Выбрать главу

- А вот этого не нужно! - воскликнул Веревкин-Рохальский. - Не нужно все валить с больной головы на здоровую. Силком в эти мюзиклы тебя никто не тащил. Теперь поздно искать виноватых. Сочувствую, но ничем помочь не могу. Вакансий в театре нет. Приходи месяца через два, там видно будет.

- За два месяца моя семья сдохнет с голоду.

- Халтурил с утра до вечера и не сделал накоплений? Быть такого не может! Не нужно было с Изюмовым ссориться.

- С Изюмовым я не ссорился. Это моя теща выгнала его со свадьбы. Между прочим, от моей халтуры Вам тоже кое-что перепадало.

- Во-первых, не мне, а театру. На этот счет у меня есть все необходимые документы.
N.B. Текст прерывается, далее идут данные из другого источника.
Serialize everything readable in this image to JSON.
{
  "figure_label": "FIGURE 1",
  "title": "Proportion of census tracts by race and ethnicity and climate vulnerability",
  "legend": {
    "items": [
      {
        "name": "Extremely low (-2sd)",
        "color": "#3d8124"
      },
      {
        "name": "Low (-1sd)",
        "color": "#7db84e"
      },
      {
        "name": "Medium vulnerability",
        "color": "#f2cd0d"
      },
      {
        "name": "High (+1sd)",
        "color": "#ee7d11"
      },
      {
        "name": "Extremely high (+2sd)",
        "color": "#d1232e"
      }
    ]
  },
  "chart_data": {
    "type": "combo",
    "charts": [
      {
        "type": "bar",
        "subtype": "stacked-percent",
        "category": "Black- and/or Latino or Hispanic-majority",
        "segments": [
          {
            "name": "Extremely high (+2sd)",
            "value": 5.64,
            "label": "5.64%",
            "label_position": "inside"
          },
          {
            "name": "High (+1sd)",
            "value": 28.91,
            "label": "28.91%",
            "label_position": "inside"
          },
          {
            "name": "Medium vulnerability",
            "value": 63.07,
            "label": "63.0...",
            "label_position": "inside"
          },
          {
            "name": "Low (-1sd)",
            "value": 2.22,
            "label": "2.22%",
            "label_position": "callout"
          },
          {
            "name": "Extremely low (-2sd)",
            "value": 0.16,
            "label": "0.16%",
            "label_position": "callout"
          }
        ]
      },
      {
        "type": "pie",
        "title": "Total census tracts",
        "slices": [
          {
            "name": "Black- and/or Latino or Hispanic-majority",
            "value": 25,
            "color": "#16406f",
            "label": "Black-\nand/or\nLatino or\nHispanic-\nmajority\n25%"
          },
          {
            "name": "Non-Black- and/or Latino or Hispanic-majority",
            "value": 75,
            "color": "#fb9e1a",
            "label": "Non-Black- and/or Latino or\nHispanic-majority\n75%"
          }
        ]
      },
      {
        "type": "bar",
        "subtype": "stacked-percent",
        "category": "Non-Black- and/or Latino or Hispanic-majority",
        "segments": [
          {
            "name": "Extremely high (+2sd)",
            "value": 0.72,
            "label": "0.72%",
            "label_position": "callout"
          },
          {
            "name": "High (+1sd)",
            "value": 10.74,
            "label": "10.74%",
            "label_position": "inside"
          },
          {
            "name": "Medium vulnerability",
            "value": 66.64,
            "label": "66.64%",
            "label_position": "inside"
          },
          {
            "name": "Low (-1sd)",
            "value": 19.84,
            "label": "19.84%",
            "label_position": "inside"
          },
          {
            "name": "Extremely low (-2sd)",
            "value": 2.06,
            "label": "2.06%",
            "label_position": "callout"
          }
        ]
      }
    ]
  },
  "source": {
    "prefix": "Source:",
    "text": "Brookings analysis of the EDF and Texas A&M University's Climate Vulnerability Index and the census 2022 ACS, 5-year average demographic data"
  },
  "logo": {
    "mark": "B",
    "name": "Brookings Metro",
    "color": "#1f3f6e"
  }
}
А во-вторых, это продолжалось всего пару месяцев, а потом все твои денежки прикарманил твой бывший дружок, Изюмов. Все вопросы к нему. И хватит об этом.

Мишель встал. Глаза его сверкали гневом.

- Хорошо, я уйду, и вы меня никогда больше не увидите, - сказал он. - Пусть останется на Вашей совести, что в трудную минуту Вы не протянули руку помощи человеку, находящемуся на краю гибели.

- Фу, Мишель, опомнись! Какая гибель! В Москве около сотни театров. Ну, хорошо, ежели так желаешь, я, пожалуй, могу объяснить, почему с тобой никто не хочет работать. Объяснить? - спросил Веревкин-Рохальский и покраснел, как краснел всегда, собираясь сказать человеку неприятную правду.

- Объясните, если сможете, - насупился Мишель.

- Без обид?

- Какие могут быть обиды, говорите.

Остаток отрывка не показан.